Le progrès technique et technologique nous libère peu à peu de la nécessité. Les productions agricoles ou industrielles s’éloignent de nous. Nous ne sommes plus sommés de produire, mais de consommer toujours davantage une myriade d’objets et de services, une myriade de rêves et de possibles. Et si nous ne voulons pas de ces rêves, si nous ne voulons pas de ces possibles, nous devenons un grain de sable dans les rouages de la machine, nous devenons une épine dans le pied du pouvoir. Avons-nous encore le droit d’explorer d’autres voies, de chercher d’autres pistes, sans être traités de « zadistes » ou de « décroissants », comme s’il s’agissait d’une insulte ?

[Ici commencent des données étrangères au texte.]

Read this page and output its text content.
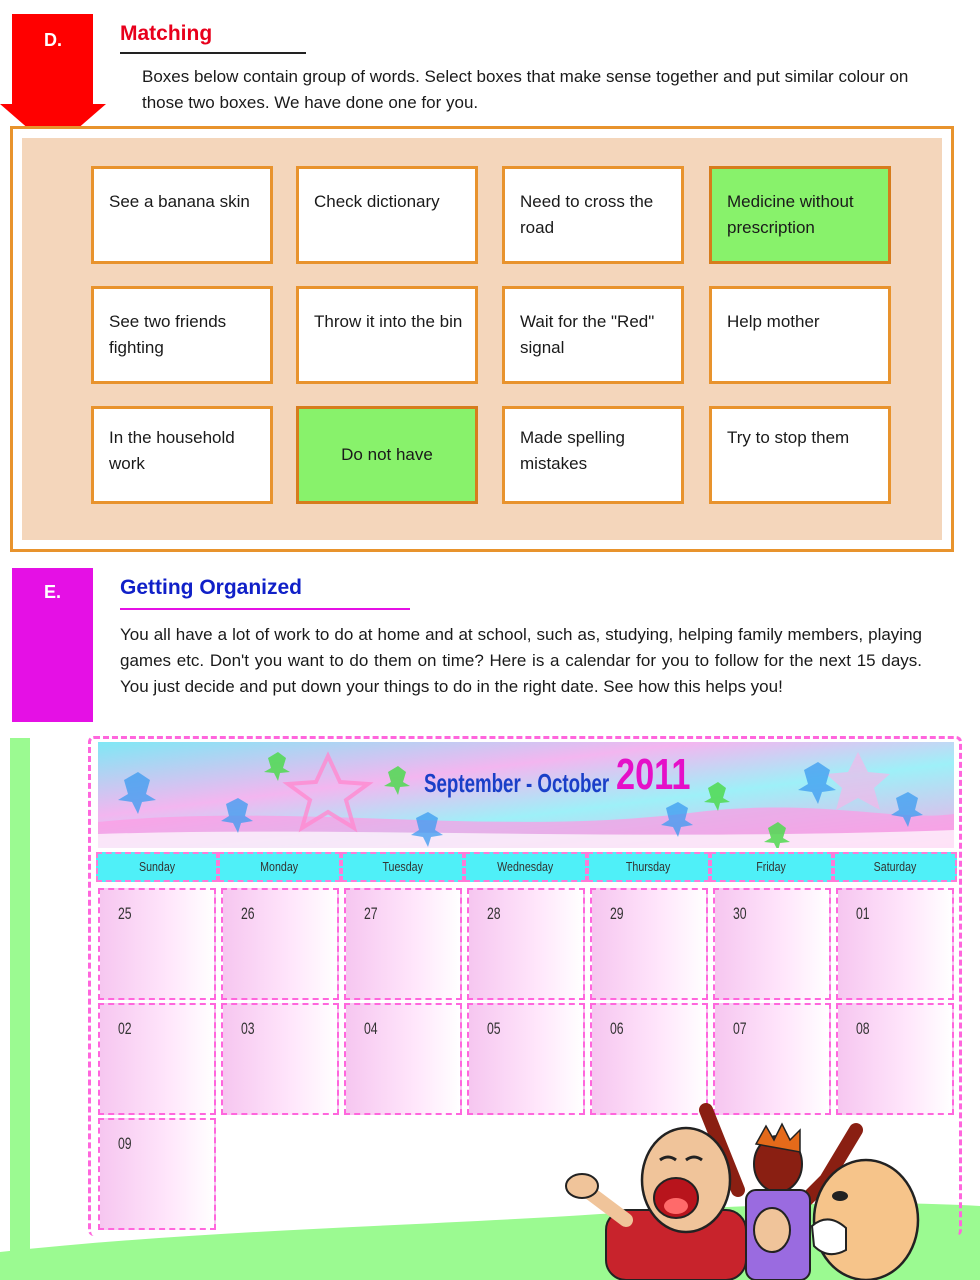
D.	Matching
Boxes below contain group of words. Select boxes that make sense together and put similar colour on those two boxes. We have done one for you.
See a banana skin	Check dictionary	Need to cross the road
Medicine without prescription
See two friends fighting
Throw it into the bin	Wait for the "Red" signal
Help mother
In the household work	Do not have
Made spelling mistakes
Try to stop them
E.	Getting Organized
You all have a lot of work to do at home and at school, such as, studying, helping family members, playing games etc. Don't you want to do them on time? Here is a calendar for you to follow for the next 15 days. You just decide and put down your things to do in the right date. See how this helps you!
September - October 2011
Sunday	Monday	Tuesday	Wednesday	Thursday	Friday	Saturday
25	26	27	28	29	30	01
02	03	04	05	06	07	08
09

Je suis paysan, je travaille, je me lève tôt, je trime, je crame sous les vagues de chaleur. Mon revenu, je le gagne à la sueur de mon front, et ce n’est pas une image. Pourtant, mon travail ne fabrique quasiment pas de croissance, car mon système de production n’a pas besoin de robotique, de numérique ou de génétique. Un peu mécanique, quelques outils manuels et une agronomie suffisent à rendre le système viable.

Mon travail ne nourrit pas la bête néolibérale, mon travail nourrit les gens. C’est pourquoi il est dangereux, c’est pourquoi il est moqué et méprisé par le pouvoir. Pourtant, j’ai la conviction que mon travail est nécessaire, et qu’il faut tenir. Car nous approchons à grands pas d’une société dans laquelle la consommation sera totalitaire.

Aliénation totale

Nos sociétés démocratiques ont fait de la consommation une activité totale, qui ne supporte plus aucune contradiction, plus aucun écart, plus aucune divergence. La société décrite par Hannah Arendt dans La condition de l’homme moderne (1958), nous y sommes parvenus : « Ce que nous avons devant nous, c’est la perspective d’une société de travailleurs sans travail, c’est-à-dire privés de la seule activité qui leur reste. On ne peut rien imaginer de pire. »

Pourtant, nous n’arrivons pas à voir notre propre aliénation : qui n’est plus une aliénation à la nécessité, aux tâches laborieuses et quotidiennes du travail domestique ou du travail des champs, mais une aliénation totale à la consommation. La consommation est devenue notre dernier effort, notre dernier désir. Là…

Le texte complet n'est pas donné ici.